Within that landscape, Derm1M-AgentAug is distinctive because its augmentation target is the pretraining corpus itself. It is not an inference-time multi-agent system, but a training-time reconstruction of supervision quality through selective recaptioning, disease-card verification, and ontology-compatible text decomposition. A plausible implication is that it occupies an intermediate layer between raw web-scale dermatology corpora and fully agentic diagnostic systems: it makes the textual supervision more structured and clinically grounded so that later models can support richer retrieval, reasoning, and explanation.

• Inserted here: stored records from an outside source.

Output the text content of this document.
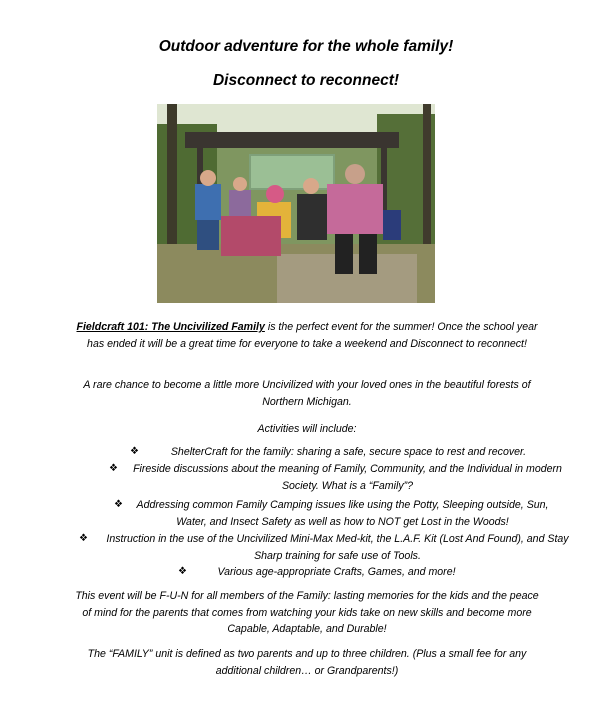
Outdoor adventure for the whole family!
Disconnect to reconnect!
Fieldcraft 101: The Uncivilized Family is the perfect event for the summer! Once the school year has ended it will be a great time for everyone to take a weekend and Disconnect to reconnect!
A rare chance to become a little more Uncivilized with your loved ones in the beautiful forests of Northern Michigan.
Activities will include:
❖	ShelterCraft for the family: sharing a safe, secure space to rest and recover.
❖	Fireside discussions about the meaning of Family, Community, and the Individual in modern Society. What is a “Family”?
❖	Addressing common Family Camping issues like using the Potty, Sleeping outside, Sun, Water, and Insect Safety as well as how to NOT get Lost in the Woods!
❖	Instruction in the use of the Uncivilized Mini-Max Med-kit, the L.A.F. Kit (Lost And Found), and Stay Sharp training for safe use of Tools.
❖	Various age-appropriate Crafts, Games, and more!
This event will be F-U-N for all members of the Family: lasting memories for the kids and the peace of mind for the parents that comes from watching your kids take on new skills and become more Capable, Adaptable, and Durable!
The “FAMILY” unit is defined as two parents and up to three children. (Plus a small fee for any additional children… or Grandparents!)
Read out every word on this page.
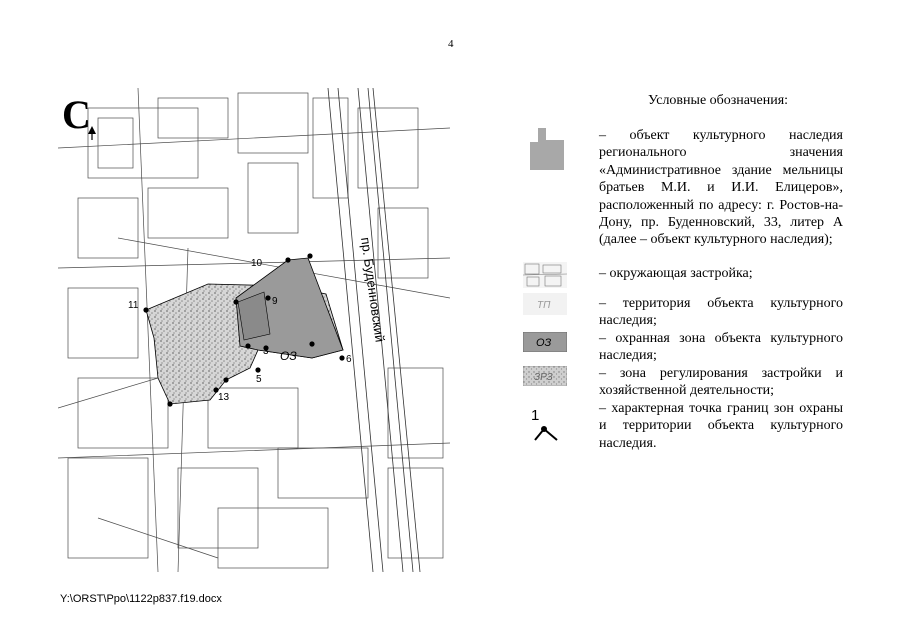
4
С
пр. Буденновский
ОЗ
10
11	9
3
5
13
6
Y:\ORST\Ppo\1122p837.f19.docx
Условные обозначения:
– объект культурного наследия регионального значения «Административное здание мельницы братьев М.И. и И.И. Елицеров», расположенный по адресу: г. Ростов-на-Дону, пр. Буденновский, 33, литер А (далее – объект культурного наследия);
– окружающая застройка;
ТП	– территория объекта культурного наследия;
ОЗ	– охранная зона объекта культурного наследия;
ЗРЗ	– зона регулирования застройки и хозяйственной деятельности;
1	– характерная точка границ зон охраны и территории объекта культурного наследия.
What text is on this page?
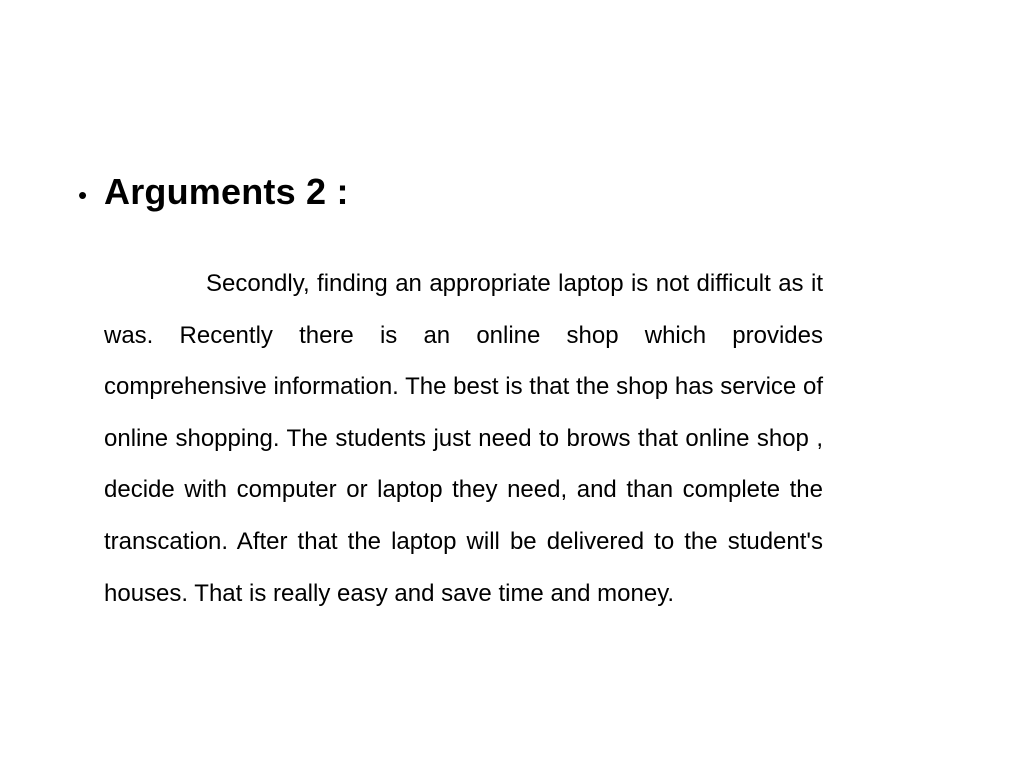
• Arguments 2 :

Secondly, finding an appropriate laptop is not difficult as it was. Recently there is an online shop which provides comprehensive information. The best is that the shop has service of online shopping. The students just need to brows that online shop , decide with computer or laptop they need, and than complete the transcation. After that the laptop will be delivered to the student's houses. That is really easy and save time and money.
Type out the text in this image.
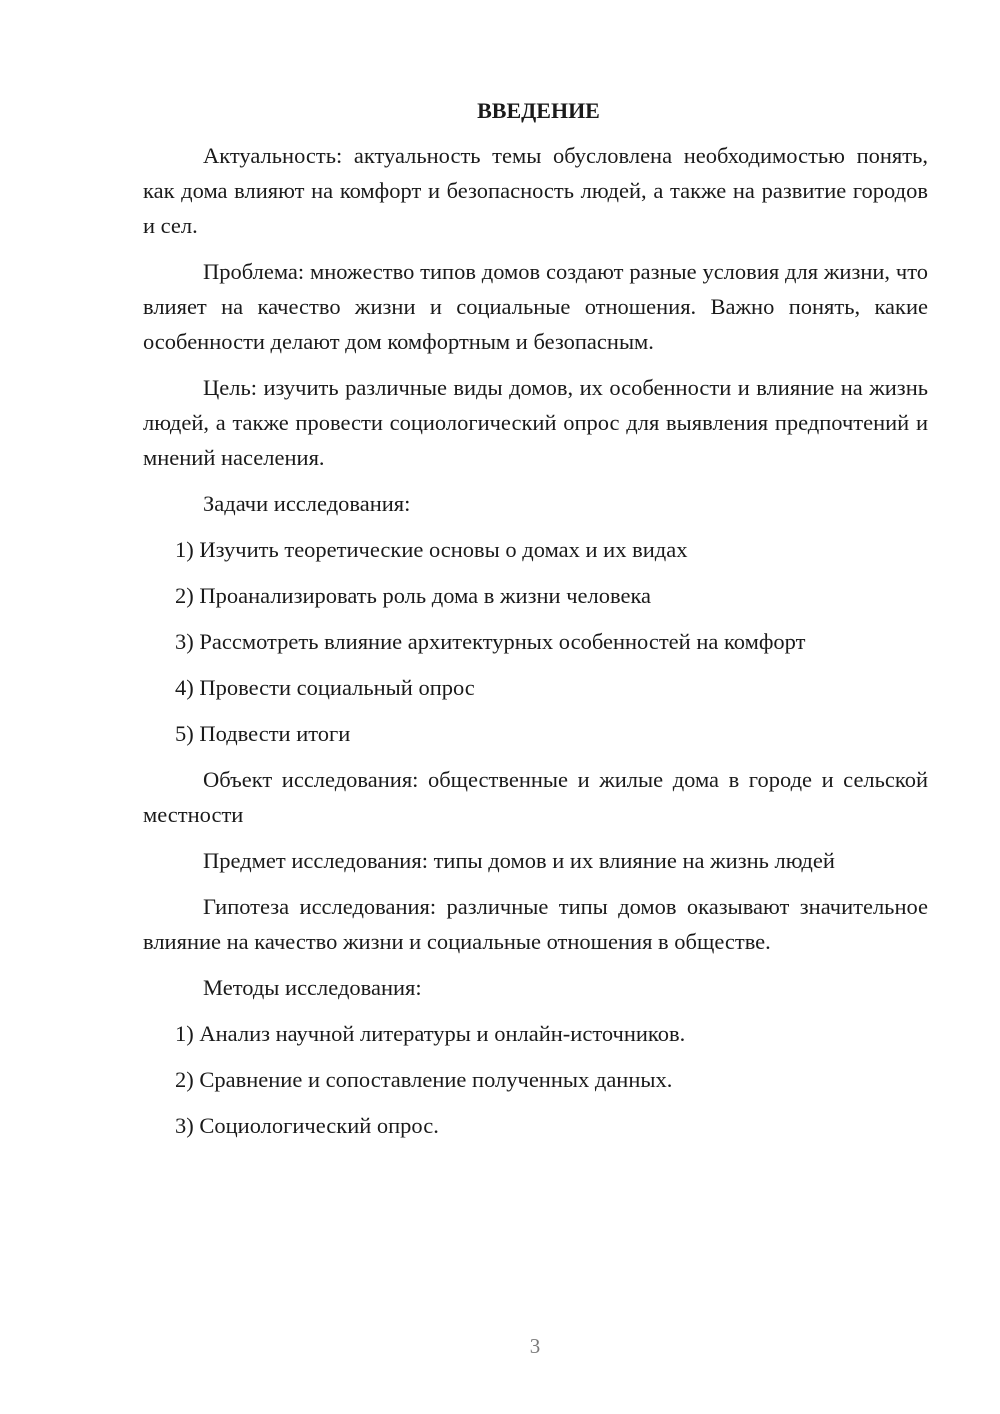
ВВЕДЕНИЕ

Актуальность: актуальность темы обусловлена необходимостью понять, как дома влияют на комфорт и безопасность людей, а также на развитие городов и сел.

Проблема: множество типов домов создают разные условия для жизни, что влияет на качество жизни и социальные отношения. Важно понять, какие особенности делают дом комфортным и безопасным.

Цель: изучить различные виды домов, их особенности и влияние на жизнь людей, а также провести социологический опрос для выявления предпочтений и мнений населения.

Задачи исследования:

1) Изучить теоретические основы о домах и их видах
2) Проанализировать роль дома в жизни человека
3) Рассмотреть влияние архитектурных особенностей на комфорт
4) Провести социальный опрос
5) Подвести итоги

Объект исследования: общественные и жилые дома в городе и сельской местности

Предмет исследования: типы домов и их влияние на жизнь людей

Гипотеза исследования: различные типы домов оказывают значительное влияние на качество жизни и социальные отношения в обществе.

Методы исследования:

1) Анализ научной литературы и онлайн-источников.
2) Сравнение и сопоставление полученных данных.
3) Социологический опрос.
3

Its limitations remain those of both web-derived corpora and synthetic captioning. The paper notes web-source bias from PubMed, textbooks, YouTube, and related sources; skin tone imbalance is not explicitly quantified; LLM-based Captioning and Verification Agents may miss subtle morphology, misinterpret rare or highly atypical cases, or generate verbose but partially redundant descriptions; ontology coverage is fixed to 371 or 390-plus known conditions; and GPT-2’s 77-token limit forces truncation during O-MAKE pretraining. These constraints do not negate the corpus’s utility, but they delimit what Derm1M-AgentAug can guarantee as a supervision source. Its significance lies in showing that multi-agent recaptioning, diagnostic priors, and verification can materially improve dermatology vision-language pretraining without changing the image inventory, and that such augmentation can propagate into stronger zero-shot classification, long-tail recognition, and cross-modal retrieval (Li et al., 3 Dec 2025).